El primero se centra en la conversación que mantienen Lav Diaz, el conocido director de cine filipino, y el taxista cubano Gustavo Fleicha. Una conversación entre amigos que hablan de todo. De la diferencia de culturas y de cómo los idiomas no suponen una barrera (como lo demuestra la propia película), de los amores frustrados, de la crisis global, del poder del cine para cambiar el mundo. Si no sonara a boutade y despropósito, esta conversación recuerda a John Travolta y Samuel L. Jackson en Pulp Fiction conduciendo su coche por las calles de Los Ángeles con su verborrea torrencial.  Son conversaciones que no quisieras que se acabaran nunca. Te gustaría seguir escuchándolos, y observándolos, durante horas. Al final de esta conversación, y esto no es un spoiler, es el centro del propio trailer de la película, el personaje de Lav Diaz reconoce que tiene una misión que cumplir, un compromiso con su pueblo: matar figurada (destruir su imagen) y físicamente (pegarle un tiro en la cabeza y comerle el cráneo siguiendo un ritual de su país) al general filipino Juan Mijares Cruz quien colaboró con la dictadura de Ferdinand Marcos en la tortura de miles de jóvenes y en el saqueo de las arcas públicas del país y que ahora se encuentra escondido en Cuba. La secuencia se resuelve con tres posiciones de cámara.  Un plano fijo ligeramente oblicuo de cada protagonista desde el interior del coche y un travelling que nos muestra el exterior de las calles de San Antonio. Los tres planos tienen un carácter hipnótico. No apartamos la vista de esas calles filmadas en blanco y negro porque deseamos descubrir cómo es ese país, sus gentes, sus casas, sus comercios. Estamos en el terreno de la docufición.

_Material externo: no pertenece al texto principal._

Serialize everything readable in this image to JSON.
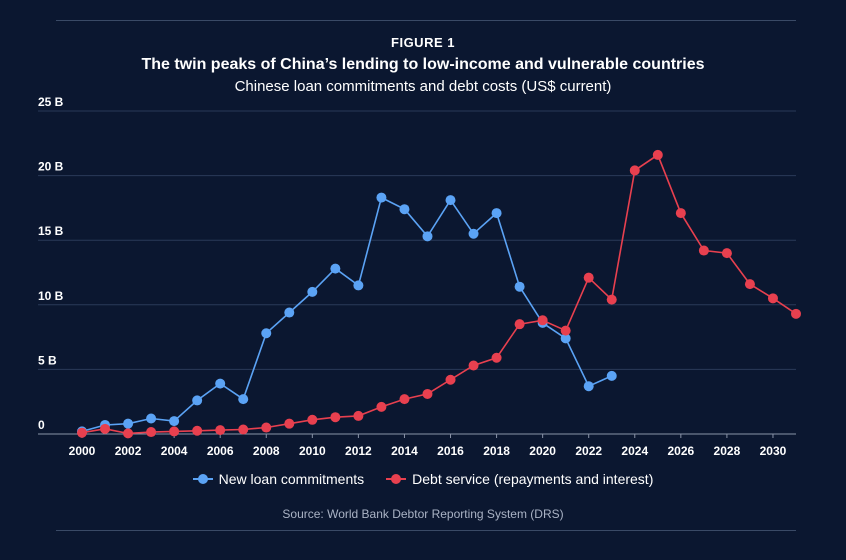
{
  "figure_label": "FIGURE 1",
  "chart_data": {
    "type": "line",
    "title": "The twin peaks of China’s lending to low-income and vulnerable countries",
    "subtitle": "Chinese loan commitments and debt costs (US$ current)",
    "xlabel": "",
    "ylabel": "",
    "ylim": [
      0,
      25
    ],
    "xlim": [
      2000,
      2031
    ],
    "y_ticks": [
      {
        "value": 0,
        "label": "0"
      },
      {
        "value": 5,
        "label": "5 B"
      },
      {
        "value": 10,
        "label": "10 B"
      },
      {
        "value": 15,
        "label": "15 B"
      },
      {
        "value": 20,
        "label": "20 B"
      },
      {
        "value": 25,
        "label": "25 B"
      }
    ],
    "x_ticks": [
      {
        "value": 2000,
        "label": "2000"
      },
      {
        "value": 2002,
        "label": "2002"
      },
      {
        "value": 2004,
        "label": "2004"
      },
      {
        "value": 2006,
        "label": "2006"
      },
      {
        "value": 2008,
        "label": "2008"
      },
      {
        "value": 2010,
        "label": "2010"
      },
      {
        "value": 2012,
        "label": "2012"
      },
      {
        "value": 2014,
        "label": "2014"
      },
      {
        "value": 2016,
        "label": "2016"
      },
      {
        "value": 2018,
        "label": "2018"
      },
      {
        "value": 2020,
        "label": "2020"
      },
      {
        "value": 2022,
        "label": "2022"
      },
      {
        "value": 2024,
        "label": "2024"
      },
      {
        "value": 2026,
        "label": "2026"
      },
      {
        "value": 2028,
        "label": "2028"
      },
      {
        "value": 2030,
        "label": "2030"
      }
    ],
    "grid": true,
    "legend_position": "bottom",
    "series": [
      {
        "name": "New loan commitments",
        "color": "#5ba3f5",
        "x": [
          2000,
          2001,
          2002,
          2003,
          2004,
          2005,
          2006,
          2007,
          2008,
          2009,
          2010,
          2011,
          2012,
          2013,
          2014,
          2015,
          2016,
          2017,
          2018,
          2019,
          2020,
          2021,
          2022,
          2023
        ],
        "values": [
          0.2,
          0.7,
          0.8,
          1.2,
          1.0,
          2.6,
          3.9,
          2.7,
          7.8,
          9.4,
          11.0,
          12.8,
          11.5,
          18.3,
          17.4,
          15.3,
          18.1,
          15.5,
          17.1,
          11.4,
          8.6,
          7.4,
          3.7,
          4.5
        ]
      },
      {
        "name": "Debt service (repayments and interest)",
        "color": "#e8404f",
        "x": [
          2000,
          2001,
          2002,
          2003,
          2004,
          2005,
          2006,
          2007,
          2008,
          2009,
          2010,
          2011,
          2012,
          2013,
          2014,
          2015,
          2016,
          2017,
          2018,
          2019,
          2020,
          2021,
          2022,
          2023,
          2024,
          2025,
          2026,
          2027,
          2028,
          2029,
          2030,
          2031
        ],
        "values": [
          0.1,
          0.4,
          0.05,
          0.15,
          0.2,
          0.25,
          0.3,
          0.35,
          0.5,
          0.8,
          1.1,
          1.3,
          1.4,
          2.1,
          2.7,
          3.1,
          4.2,
          5.3,
          5.9,
          8.5,
          8.8,
          8.0,
          12.1,
          10.4,
          20.4,
          21.6,
          17.1,
          14.2,
          14.0,
          11.6,
          10.5,
          9.3
        ]
      }
    ]
  },
  "source": "Source: World Bank Debtor Reporting System (DRS)"
}
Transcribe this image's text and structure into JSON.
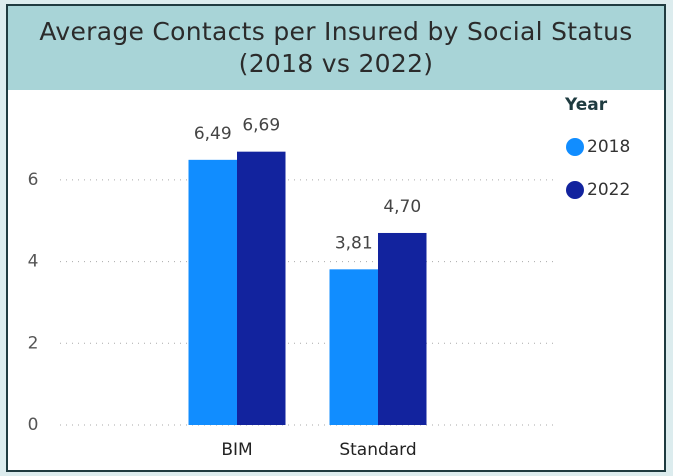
{
  "chart_data": {
    "type": "bar",
    "title": "Average Contacts per Insured by Social Status (2018 vs 2022)",
    "categories": [
      "BIM",
      "Standard"
    ],
    "series": [
      {
        "name": "2018",
        "color": "#118dff",
        "values": [
          6.49,
          3.81
        ],
        "value_labels": [
          "6,49",
          "3,81"
        ]
      },
      {
        "name": "2022",
        "color": "#12239e",
        "values": [
          6.69,
          4.7
        ],
        "value_labels": [
          "6,69",
          "4,70"
        ]
      }
    ],
    "legend_title": "Year",
    "ylim": [
      0,
      7
    ],
    "yticks": [
      0,
      2,
      4,
      6
    ],
    "grid": true,
    "legend": "right"
  }
}
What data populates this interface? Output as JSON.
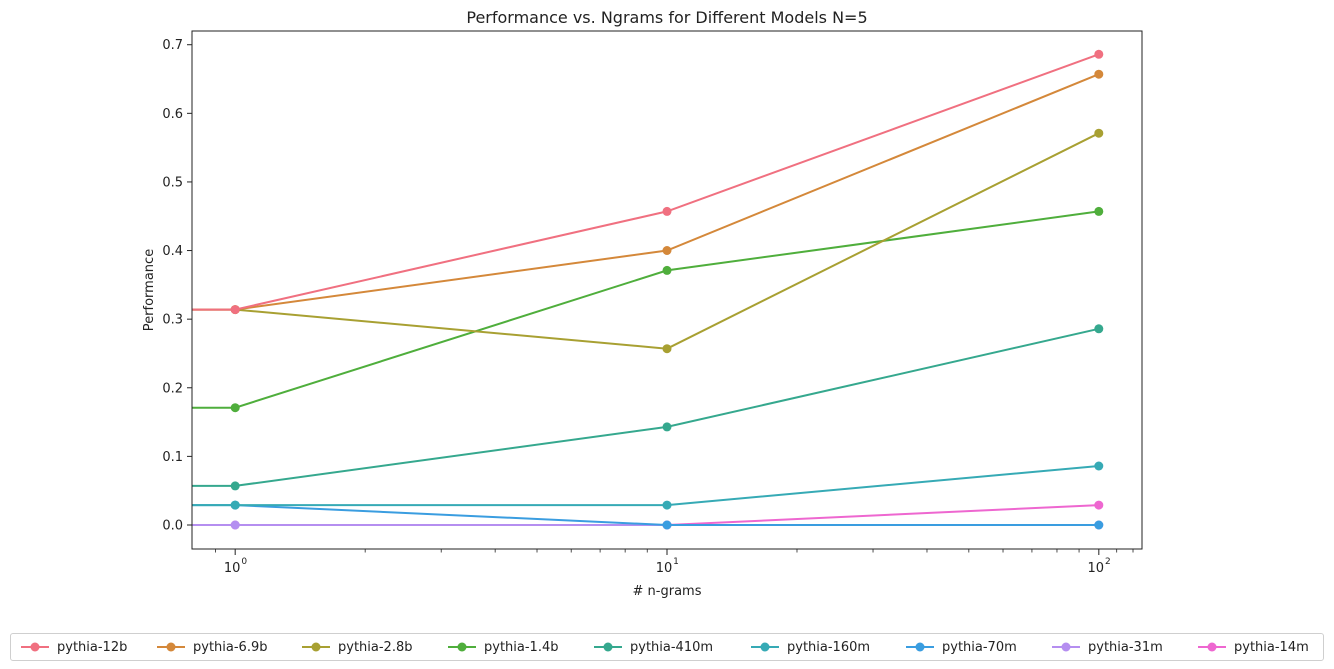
{
  "chart_data": {
    "type": "line",
    "title": "Performance vs. Ngrams for Different Models N=5",
    "xlabel": "# n-grams",
    "ylabel": "Performance",
    "xscale": "log",
    "x": [
      1,
      10,
      100
    ],
    "xtick_labels": [
      {
        "base": "10",
        "exp": "0"
      },
      {
        "base": "10",
        "exp": "1"
      },
      {
        "base": "10",
        "exp": "2"
      }
    ],
    "ylim": [
      -0.035,
      0.72
    ],
    "yticks": [
      0.0,
      0.1,
      0.2,
      0.3,
      0.4,
      0.5,
      0.6,
      0.7
    ],
    "ytick_labels": [
      "0.0",
      "0.1",
      "0.2",
      "0.3",
      "0.4",
      "0.5",
      "0.6",
      "0.7"
    ],
    "series_start_value_from_left_edge": true,
    "series": [
      {
        "name": "pythia-12b",
        "color": "#f07080",
        "values": [
          0.314,
          0.457,
          0.686
        ]
      },
      {
        "name": "pythia-6.9b",
        "color": "#d4883a",
        "values": [
          0.314,
          0.4,
          0.657
        ]
      },
      {
        "name": "pythia-2.8b",
        "color": "#a8a032",
        "values": [
          0.314,
          0.257,
          0.571
        ]
      },
      {
        "name": "pythia-1.4b",
        "color": "#4fae3c",
        "values": [
          0.171,
          0.371,
          0.457
        ]
      },
      {
        "name": "pythia-410m",
        "color": "#35a88e",
        "values": [
          0.057,
          0.143,
          0.286
        ]
      },
      {
        "name": "pythia-160m",
        "color": "#36aab5",
        "values": [
          0.029,
          0.029,
          0.086
        ]
      },
      {
        "name": "pythia-70m",
        "color": "#3a9de0",
        "values": [
          0.029,
          0.0,
          0.0
        ]
      },
      {
        "name": "pythia-31m",
        "color": "#b58ef0",
        "values": [
          0.0,
          0.0,
          0.0
        ]
      },
      {
        "name": "pythia-14m",
        "color": "#ee67d0",
        "values": [
          0.0,
          0.0,
          0.029
        ]
      }
    ],
    "legend": {
      "placement": "bottom"
    },
    "grid": false
  }
}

Fundido en negro. Título de la película.

La cámara se introduce furtiva en una mansión donde vive Juan Mijares Cruz, una plantación de bananas y granja de cerdos. Vemos la vida cotidiana de un anciano decrepito, un sátrapa y déspota con la gente a su servicio, a quienes da ordenes con gestos autoritarios. Todo sin diálogos. Un monstruo despreciable con las manos manchadas de sangre, vigilante de sus dominios, orgulloso de sus trofeos, todavía disfrutando de sus placeres diarios pero que sufre pesadillas no se sabe si por un pasado ignominioso o por el miedo a que alguien vaya a cumplir su venganza. Todo con planos largos y estáticos en un blanco y negro luminoso que recuerda al Lav Diaz de La mujer que se va (2016). La cámara es capaz de destruir a este personaje, pero no se cumple la segunda parte de la misión, no vemos al personaje interpretado por Lav Diaz con el cuchillo entre los dientes comiéndose el cerebro del déspota. Estaríamos ante un Predator, viendo otra película, en otra industria y con otras intenciones.

Corte.

Imágenes en color del dictador Marcos y de la represión contra la población en Filipinas. Puede pasar el tiempo, puede que los culpables ya no estén entre nosotros, pero la memoria debe quedar.

Títulos de crédito.

Suena de fondo la radio cubana. Las noticias son de arenga, propaganda y represión, pero los paralelismos no son evidentes. Un cineasta no tiene por qué ser Doctor en Ciencias Políticas.